Impeaching a Witness Based on Inconsistencies


One way to undermine the evidence of an opponent is to impeach his or her witnesses based on inconsistencies in his or her testimony. Lawyers are always advised to listen during the direct and cross-examination because this is the perfect time to observe the testimony and behavior of the witnesses of their opponent.

David Serna, a lawyer of over 40 years, offers helpful tips to both new and experienced lawyers. Today, he discusses prior statements of witnesses governed by the Federal Rules on Evidence 613.
Discrepancies in testimonies are expected when several witnesses are testifying to the same incident. It is but natural that these individuals remember the details of the incident differently.  However, lawyers should consider only those errors and testimonial inconsistencies that are significant and deserving of the jury’s attention. Persistently bringing up minor inconsistencies will only waste the time of the court and will most likely annoy the jury.

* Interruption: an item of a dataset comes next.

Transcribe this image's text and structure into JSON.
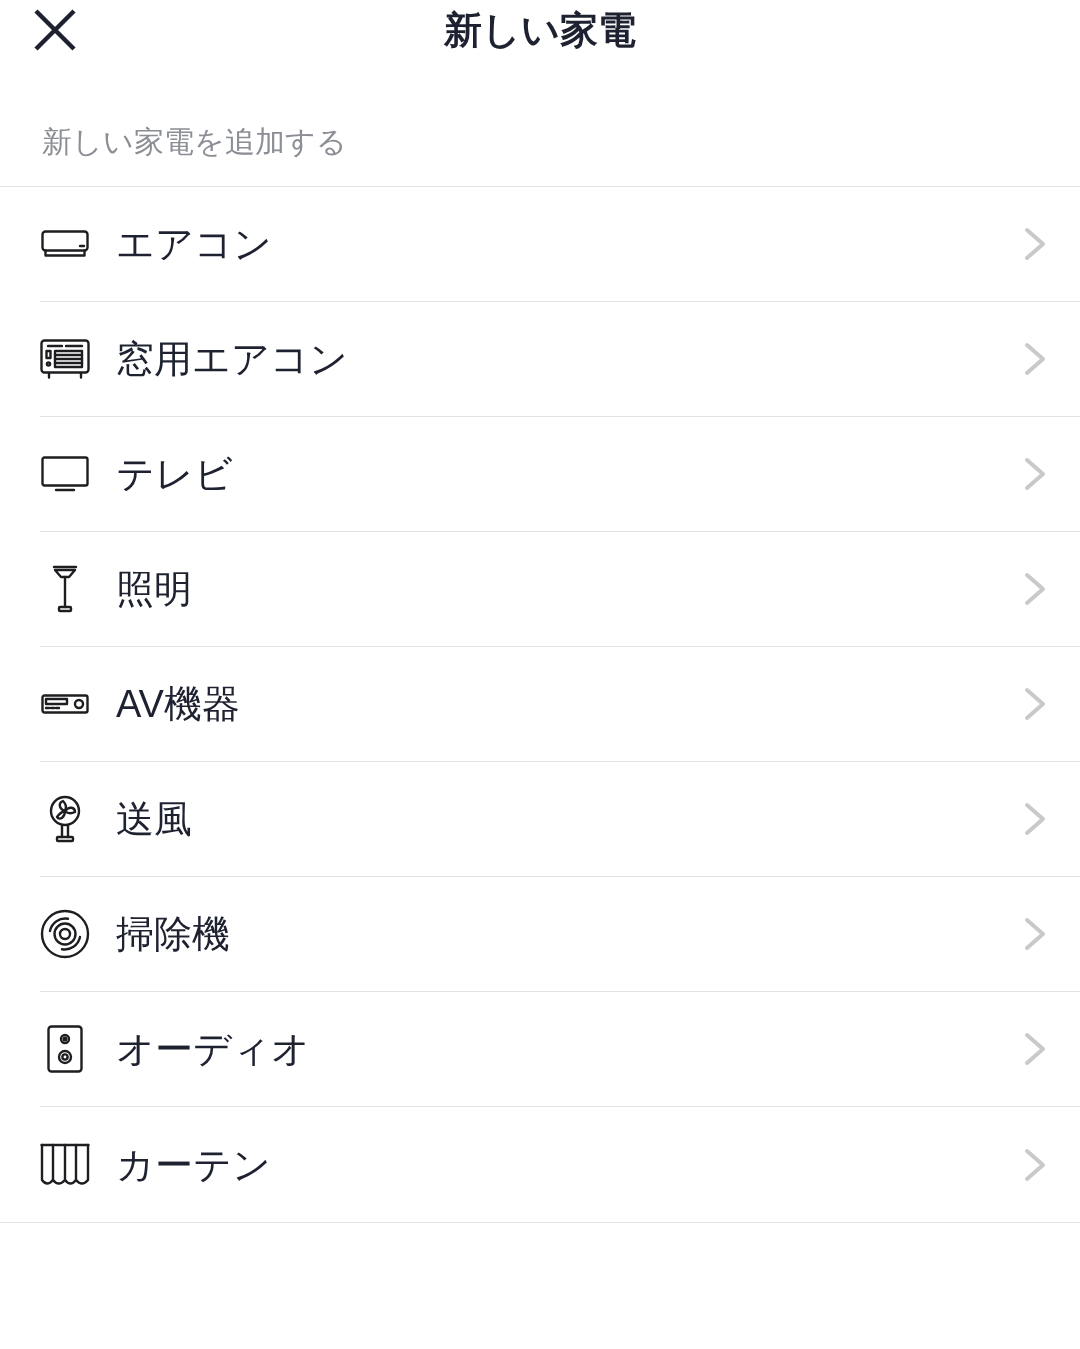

FRE 613 provides that extrinsic evidence of a prior inconsistent statement of a witness is generally inadmissible. Extrinsic evidence may be allowed only when the witness is given due process to explain the inconsistency and when the opposing party is allowed to interrogate such witness regarding the inconsistency. The second exception is when the interests of justice require that the evidence be admissible.

David Serna, a lawyer of the defense, reminds lawyers that they must also pay attention to testimonies that sound fabricated. This is usually evident when the witness seems to provide rehearsed answers, or when the answers to several questions seem the same.
Lastly, lawyers must look for behavioral inconsistencies. The disposition of a witness during the direct examination is usually different during the cross-examination. This may be because he or she is uncomfortable with the questions asked by the opponent’s counsel.

However, when the witness seems extremely unresponsive to the questions during the cross-examination, the lawyer must take note of such unwillingness to participate. This will help the lawyer later as he makes his or her closing arguments.